Ilustrasi simbolis kehancuran.
Kisah kaum Sodom dan Gomora merupakan salah satu narasi paling mengguncang dalam kitab suci agama-agama Ibrahimik. Kisah ini tidak hanya mencatat kehancuran dua kota besar di lembah Yordan, tetapi juga menjadi peringatan keras mengenai konsekuensi penyimpangan moral dan penolakan terhadap kebenaran ilahi. Fokus utama dari kisah ini, sebagaimana diceritakan, adalah perbuatan keji dan kebobrokan akhlak yang merajalela di tengah masyarakat mereka.

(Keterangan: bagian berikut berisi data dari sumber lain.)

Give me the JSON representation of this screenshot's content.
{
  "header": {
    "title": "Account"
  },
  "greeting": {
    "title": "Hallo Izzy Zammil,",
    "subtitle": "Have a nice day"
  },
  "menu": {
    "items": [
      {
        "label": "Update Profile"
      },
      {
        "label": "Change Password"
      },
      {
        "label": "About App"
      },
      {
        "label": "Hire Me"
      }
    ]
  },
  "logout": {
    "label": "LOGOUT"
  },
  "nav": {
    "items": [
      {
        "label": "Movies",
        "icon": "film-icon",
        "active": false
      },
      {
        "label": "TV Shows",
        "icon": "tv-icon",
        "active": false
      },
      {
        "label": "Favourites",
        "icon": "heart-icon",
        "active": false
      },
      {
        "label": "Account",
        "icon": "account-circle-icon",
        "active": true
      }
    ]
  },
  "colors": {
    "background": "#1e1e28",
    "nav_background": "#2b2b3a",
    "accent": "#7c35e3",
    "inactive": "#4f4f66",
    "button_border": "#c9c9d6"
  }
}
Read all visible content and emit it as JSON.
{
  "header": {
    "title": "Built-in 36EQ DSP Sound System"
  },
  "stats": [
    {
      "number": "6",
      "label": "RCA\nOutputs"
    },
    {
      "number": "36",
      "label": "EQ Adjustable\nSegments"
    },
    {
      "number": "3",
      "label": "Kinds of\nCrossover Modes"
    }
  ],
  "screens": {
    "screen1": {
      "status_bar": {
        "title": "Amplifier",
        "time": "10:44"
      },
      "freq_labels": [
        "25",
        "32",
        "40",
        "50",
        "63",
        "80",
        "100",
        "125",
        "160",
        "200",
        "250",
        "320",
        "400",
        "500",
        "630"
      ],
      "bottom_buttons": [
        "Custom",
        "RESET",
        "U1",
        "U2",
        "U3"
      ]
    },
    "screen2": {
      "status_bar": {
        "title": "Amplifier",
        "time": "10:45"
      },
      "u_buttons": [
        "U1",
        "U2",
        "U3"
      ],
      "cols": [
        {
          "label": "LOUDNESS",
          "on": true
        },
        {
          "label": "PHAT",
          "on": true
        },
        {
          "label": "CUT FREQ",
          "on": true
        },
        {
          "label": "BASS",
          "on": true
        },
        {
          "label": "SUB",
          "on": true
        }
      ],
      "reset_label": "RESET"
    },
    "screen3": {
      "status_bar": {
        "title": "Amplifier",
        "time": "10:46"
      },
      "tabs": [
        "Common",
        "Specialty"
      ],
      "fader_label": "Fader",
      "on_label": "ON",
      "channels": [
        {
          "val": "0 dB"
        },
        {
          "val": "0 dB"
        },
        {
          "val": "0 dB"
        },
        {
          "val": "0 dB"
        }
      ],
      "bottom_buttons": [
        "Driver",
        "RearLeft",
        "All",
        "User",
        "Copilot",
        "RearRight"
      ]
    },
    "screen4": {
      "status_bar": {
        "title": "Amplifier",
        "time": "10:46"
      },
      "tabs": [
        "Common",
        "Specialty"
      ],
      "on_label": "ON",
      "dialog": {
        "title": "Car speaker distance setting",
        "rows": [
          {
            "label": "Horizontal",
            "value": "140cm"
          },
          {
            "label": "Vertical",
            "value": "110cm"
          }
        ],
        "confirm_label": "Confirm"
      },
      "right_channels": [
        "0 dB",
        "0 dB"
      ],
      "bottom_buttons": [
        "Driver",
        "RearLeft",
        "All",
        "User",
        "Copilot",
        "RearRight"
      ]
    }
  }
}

Secara geografis, Sodom dan Gomora digambarkan berada di area yang subur, yang oleh beberapa penafsir dianggap setara dengan 'taman Tuhan' (Kejadian 13:10). Namun, kesuburan materi dan kemakmuran duniawi tidak serta-merta menjamin keberkahan spiritual. Sebaliknya, kemakmuran itu seolah memperburuk kondisi moral penduduknya. Mereka dikenal dalam catatan kuno bukan hanya karena kekayaan, tetapi juga karena keangkuhan dan perilaku yang sangat bertentangan dengan prinsip-prinsip keadilan dan kesusilaan.
Klimaks dari kisah ini terjadi ketika dua malaikat (utusan Tuhan) mengunjungi Nabi Luth (Lot) yang tinggal di Sodom. Kedatangan mereka disambut dengan permintaan penduduk kota yang ingin melakukan perbuatan yang sangat tercela terhadap para tamu tersebut. Tindakan ini melampaui batas toleransi moral dan etika universal, menunjukkan tingkat kerusakan spiritual yang parah. Nabi Luth, yang berusaha melindungi tamu-tamunya, menghadapi ancaman langsung dari massa yang telah dibutakan oleh hawa nafsu dan keangkuhan mereka.
Respons Tuhan terhadap permohonan Nabi Luth dan kondisi kota tersebut adalah sebuah keputusan untuk memberikan azab yang definitif. Sebelum hukuman dijatuhkan, Tuhan mengutus malaikat untuk memperingatkan Nabi Luth dan keluarganya agar segera meninggalkan kota tersebut. Peringatan ini menekankan konsep penting dalam teologi: bahwa meskipun penghakiman akan datang, selalu ada kesempatan bagi mereka yang mau bertobat dan menjauh dari keburukan.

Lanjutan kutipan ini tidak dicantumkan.